Investigator: Thomas M. McManus, PhD
Sponsor: NIH National Cancer Institute

Location(s): United States


Accumulating evidence indicates that some of the many RNAs identified in body fluids and cell culture medium may be functional. Although proof-of-principle and validation projects have demonstrated cell-to-cell RNA transfer, not a single mammalian extracellular RNA has been demonstrated to enter and function in a target cell, at least in a biologically relevant and robust manner.
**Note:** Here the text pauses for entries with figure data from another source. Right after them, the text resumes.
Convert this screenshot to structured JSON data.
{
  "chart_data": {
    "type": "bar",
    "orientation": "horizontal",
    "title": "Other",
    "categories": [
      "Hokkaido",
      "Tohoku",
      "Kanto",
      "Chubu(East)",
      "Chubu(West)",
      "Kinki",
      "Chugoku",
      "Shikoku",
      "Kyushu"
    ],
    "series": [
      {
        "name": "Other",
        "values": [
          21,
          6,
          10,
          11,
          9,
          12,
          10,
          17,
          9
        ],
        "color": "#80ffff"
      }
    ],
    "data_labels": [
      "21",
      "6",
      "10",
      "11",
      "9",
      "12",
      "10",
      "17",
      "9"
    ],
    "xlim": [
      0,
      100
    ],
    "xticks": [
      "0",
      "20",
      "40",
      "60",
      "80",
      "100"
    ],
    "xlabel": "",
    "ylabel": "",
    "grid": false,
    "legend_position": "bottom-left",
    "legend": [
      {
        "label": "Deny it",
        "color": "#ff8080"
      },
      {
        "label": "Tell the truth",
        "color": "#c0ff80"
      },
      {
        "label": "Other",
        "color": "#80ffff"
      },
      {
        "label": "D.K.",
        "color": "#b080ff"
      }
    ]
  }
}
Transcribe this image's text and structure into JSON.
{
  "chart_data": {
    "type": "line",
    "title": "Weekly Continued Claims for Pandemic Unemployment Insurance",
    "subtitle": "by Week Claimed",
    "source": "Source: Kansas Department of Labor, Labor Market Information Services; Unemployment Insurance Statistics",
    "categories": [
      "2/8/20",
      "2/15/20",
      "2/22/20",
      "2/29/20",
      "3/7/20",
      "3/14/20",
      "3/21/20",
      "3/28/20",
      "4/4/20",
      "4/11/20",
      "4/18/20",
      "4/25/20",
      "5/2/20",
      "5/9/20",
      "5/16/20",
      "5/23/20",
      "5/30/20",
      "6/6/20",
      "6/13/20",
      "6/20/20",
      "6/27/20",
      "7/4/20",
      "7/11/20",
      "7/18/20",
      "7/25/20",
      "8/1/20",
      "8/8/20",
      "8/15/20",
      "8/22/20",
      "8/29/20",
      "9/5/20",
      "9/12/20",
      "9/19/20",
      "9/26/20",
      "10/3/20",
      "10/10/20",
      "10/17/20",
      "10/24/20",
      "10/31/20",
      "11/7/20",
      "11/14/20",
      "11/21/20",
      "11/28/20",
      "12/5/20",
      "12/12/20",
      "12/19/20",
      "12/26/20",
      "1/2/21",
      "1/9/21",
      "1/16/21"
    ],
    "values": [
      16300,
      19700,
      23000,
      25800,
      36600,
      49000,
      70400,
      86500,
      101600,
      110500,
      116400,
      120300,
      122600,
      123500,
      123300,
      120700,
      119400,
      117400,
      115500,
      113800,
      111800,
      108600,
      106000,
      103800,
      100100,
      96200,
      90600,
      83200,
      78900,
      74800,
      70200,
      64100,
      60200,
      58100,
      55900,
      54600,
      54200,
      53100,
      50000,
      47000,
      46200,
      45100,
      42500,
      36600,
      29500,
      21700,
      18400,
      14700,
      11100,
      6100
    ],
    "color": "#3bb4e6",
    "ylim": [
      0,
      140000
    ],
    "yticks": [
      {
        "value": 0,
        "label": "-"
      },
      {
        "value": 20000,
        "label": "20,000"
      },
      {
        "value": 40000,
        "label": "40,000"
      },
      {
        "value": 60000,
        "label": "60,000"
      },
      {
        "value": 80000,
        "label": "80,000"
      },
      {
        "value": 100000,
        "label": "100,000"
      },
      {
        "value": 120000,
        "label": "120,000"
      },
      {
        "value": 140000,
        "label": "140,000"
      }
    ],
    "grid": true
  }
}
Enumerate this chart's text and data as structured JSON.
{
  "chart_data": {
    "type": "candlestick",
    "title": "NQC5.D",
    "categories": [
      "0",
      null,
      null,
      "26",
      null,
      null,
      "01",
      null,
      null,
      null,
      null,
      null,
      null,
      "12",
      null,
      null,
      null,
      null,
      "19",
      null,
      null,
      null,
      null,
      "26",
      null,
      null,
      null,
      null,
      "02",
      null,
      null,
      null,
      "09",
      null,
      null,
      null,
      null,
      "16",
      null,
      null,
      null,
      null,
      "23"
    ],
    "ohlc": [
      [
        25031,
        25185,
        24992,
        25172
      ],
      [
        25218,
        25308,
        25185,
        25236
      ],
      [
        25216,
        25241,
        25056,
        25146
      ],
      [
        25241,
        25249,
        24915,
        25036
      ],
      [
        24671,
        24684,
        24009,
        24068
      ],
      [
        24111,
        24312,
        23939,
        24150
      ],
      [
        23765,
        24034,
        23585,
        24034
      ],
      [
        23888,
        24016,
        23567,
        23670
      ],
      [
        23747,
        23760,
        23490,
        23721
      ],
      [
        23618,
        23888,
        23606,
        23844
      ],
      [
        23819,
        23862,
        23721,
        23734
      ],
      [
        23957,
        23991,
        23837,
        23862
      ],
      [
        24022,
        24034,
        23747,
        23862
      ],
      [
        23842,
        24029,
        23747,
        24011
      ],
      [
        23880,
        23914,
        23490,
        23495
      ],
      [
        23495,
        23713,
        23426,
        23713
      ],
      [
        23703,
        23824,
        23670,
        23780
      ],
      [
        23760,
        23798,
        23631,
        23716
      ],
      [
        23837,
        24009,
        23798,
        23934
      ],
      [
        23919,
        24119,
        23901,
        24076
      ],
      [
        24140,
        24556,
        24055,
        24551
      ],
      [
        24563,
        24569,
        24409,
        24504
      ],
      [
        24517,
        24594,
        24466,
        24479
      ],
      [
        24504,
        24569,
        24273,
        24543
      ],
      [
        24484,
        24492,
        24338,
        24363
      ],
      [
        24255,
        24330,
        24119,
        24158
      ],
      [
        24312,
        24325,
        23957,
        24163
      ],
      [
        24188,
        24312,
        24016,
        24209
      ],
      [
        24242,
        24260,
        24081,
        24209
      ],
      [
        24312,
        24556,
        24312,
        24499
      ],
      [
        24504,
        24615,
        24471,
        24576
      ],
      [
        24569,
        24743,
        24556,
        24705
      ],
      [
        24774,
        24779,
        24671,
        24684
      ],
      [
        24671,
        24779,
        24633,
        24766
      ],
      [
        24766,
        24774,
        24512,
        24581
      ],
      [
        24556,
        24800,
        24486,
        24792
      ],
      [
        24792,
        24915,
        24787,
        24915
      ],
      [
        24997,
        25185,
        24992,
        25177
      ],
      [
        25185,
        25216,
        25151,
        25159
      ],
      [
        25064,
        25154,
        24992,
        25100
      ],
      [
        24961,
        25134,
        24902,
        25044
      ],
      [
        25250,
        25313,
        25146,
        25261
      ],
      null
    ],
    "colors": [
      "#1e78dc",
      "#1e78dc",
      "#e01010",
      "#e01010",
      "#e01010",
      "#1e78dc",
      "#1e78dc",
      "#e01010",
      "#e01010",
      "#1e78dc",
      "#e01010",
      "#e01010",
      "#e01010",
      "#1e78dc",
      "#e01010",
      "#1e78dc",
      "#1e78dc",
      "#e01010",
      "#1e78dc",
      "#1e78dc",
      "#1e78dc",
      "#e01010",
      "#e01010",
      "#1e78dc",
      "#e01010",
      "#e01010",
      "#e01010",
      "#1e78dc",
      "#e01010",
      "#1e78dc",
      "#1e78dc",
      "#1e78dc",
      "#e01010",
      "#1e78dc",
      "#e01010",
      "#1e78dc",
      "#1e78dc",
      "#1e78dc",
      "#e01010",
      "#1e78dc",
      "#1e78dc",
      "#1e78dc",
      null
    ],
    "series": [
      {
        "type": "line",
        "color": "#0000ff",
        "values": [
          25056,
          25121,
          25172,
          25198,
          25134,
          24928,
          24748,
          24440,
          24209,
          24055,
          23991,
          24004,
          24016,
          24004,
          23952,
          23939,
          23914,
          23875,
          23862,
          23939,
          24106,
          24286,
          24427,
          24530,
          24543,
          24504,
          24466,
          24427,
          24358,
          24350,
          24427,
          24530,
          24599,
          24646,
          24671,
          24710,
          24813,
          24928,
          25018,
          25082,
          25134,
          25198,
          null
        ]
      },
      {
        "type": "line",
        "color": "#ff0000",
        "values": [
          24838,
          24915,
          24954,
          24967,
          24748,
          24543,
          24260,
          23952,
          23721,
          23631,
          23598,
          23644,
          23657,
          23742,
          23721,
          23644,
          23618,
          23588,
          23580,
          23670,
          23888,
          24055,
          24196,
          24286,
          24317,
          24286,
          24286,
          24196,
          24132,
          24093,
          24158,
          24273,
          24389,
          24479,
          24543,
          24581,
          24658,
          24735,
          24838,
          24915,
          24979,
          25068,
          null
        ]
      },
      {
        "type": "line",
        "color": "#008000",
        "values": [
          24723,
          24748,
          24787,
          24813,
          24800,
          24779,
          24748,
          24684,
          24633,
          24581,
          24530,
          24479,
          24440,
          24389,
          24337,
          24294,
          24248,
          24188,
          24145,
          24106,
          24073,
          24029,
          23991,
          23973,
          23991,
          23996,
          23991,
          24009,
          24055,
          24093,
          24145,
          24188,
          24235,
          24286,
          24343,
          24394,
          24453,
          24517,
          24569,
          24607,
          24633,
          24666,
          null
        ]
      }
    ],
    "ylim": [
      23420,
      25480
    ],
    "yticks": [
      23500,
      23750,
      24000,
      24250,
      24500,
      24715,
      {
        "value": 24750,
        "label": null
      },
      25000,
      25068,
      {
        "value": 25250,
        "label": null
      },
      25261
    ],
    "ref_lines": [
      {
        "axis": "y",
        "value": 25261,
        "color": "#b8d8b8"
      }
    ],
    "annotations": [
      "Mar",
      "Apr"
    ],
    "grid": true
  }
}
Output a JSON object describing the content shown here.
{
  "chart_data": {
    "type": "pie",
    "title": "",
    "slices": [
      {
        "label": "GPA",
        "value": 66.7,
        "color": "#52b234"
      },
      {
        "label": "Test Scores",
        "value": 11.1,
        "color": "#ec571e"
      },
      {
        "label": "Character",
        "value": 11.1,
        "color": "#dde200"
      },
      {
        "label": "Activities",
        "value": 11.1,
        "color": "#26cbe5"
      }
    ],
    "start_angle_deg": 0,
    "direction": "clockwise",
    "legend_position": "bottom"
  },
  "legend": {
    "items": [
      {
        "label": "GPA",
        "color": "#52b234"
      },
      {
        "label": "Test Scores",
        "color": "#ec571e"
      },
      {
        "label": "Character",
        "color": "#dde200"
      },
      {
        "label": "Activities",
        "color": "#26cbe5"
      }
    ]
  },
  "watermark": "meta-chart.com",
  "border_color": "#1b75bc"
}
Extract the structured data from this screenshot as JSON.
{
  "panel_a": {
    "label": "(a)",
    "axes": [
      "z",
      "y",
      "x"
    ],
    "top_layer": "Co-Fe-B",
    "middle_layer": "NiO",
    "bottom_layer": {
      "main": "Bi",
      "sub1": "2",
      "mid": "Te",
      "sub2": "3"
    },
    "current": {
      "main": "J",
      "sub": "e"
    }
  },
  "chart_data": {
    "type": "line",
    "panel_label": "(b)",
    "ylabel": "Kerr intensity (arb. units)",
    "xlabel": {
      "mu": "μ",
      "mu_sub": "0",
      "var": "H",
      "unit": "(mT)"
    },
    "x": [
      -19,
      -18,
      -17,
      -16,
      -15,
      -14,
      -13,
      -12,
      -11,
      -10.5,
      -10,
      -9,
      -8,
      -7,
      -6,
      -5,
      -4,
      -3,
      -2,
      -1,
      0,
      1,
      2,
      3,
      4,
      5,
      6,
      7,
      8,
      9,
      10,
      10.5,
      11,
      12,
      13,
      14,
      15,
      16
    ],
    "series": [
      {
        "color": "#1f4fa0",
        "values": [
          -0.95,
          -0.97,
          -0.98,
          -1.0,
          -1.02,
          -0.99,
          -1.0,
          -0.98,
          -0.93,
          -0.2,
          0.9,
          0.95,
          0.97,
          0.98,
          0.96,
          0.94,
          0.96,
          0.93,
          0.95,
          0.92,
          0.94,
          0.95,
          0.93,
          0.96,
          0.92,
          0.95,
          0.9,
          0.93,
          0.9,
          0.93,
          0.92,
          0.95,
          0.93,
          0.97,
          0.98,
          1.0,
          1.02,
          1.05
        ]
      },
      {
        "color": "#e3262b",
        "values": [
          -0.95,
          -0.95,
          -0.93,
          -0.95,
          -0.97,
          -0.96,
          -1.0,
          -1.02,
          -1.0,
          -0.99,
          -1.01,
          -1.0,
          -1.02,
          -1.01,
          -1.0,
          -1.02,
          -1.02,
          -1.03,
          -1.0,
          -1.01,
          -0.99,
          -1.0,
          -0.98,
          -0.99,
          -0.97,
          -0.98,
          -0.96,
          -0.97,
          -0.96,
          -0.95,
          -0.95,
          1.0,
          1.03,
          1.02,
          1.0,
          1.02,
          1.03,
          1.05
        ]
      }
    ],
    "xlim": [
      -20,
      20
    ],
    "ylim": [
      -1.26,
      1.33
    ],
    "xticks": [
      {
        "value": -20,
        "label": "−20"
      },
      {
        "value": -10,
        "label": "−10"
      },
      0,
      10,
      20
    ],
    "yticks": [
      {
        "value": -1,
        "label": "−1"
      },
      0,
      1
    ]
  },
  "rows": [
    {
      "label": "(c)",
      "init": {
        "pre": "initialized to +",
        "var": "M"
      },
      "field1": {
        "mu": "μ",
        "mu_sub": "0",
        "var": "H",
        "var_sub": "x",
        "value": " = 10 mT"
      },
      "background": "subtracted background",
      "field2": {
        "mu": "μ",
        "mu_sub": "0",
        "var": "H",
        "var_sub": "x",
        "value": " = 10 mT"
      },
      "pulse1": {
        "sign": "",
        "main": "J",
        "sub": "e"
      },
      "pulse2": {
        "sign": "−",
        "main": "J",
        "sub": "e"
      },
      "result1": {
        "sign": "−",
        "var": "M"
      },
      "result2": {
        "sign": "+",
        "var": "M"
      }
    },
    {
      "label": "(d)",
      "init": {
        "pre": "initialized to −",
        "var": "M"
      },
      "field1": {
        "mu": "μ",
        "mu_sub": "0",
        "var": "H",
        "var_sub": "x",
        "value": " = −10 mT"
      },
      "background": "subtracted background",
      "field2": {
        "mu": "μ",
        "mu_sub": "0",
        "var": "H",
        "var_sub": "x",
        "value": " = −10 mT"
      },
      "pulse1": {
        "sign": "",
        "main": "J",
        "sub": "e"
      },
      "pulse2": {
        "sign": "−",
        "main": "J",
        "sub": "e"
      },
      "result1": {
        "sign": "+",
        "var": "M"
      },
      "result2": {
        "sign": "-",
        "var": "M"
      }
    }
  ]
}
Moreover exRNA uptake has yet to be characterized in a primary mammalian model. We do not know the functional consequences for exRNA uptake, or for that matter, the consequences of uptake deficiency. Studies over the last few years have illustrated a large and diverse population of exRNAs, including microRNA and long non-coding RNA (IncRNAs) - but we have no reference set for specific tissues, nor do we have an understanding of which exRNAs are functionally important for those tissues. Likewise, we do not have any idea of the genes involved, save for two homologs for the C. elegans SID-1 exRNA transporter that are still awaiting full characterization. Whether all or only a few cell typs can uptake exRNA also remains a complete mystery. This U19 Cooperative Agreement directly addresses critical gaps in our knowledge of the fundamental principles of exRNA biogenesis, distribution, uptake, and function.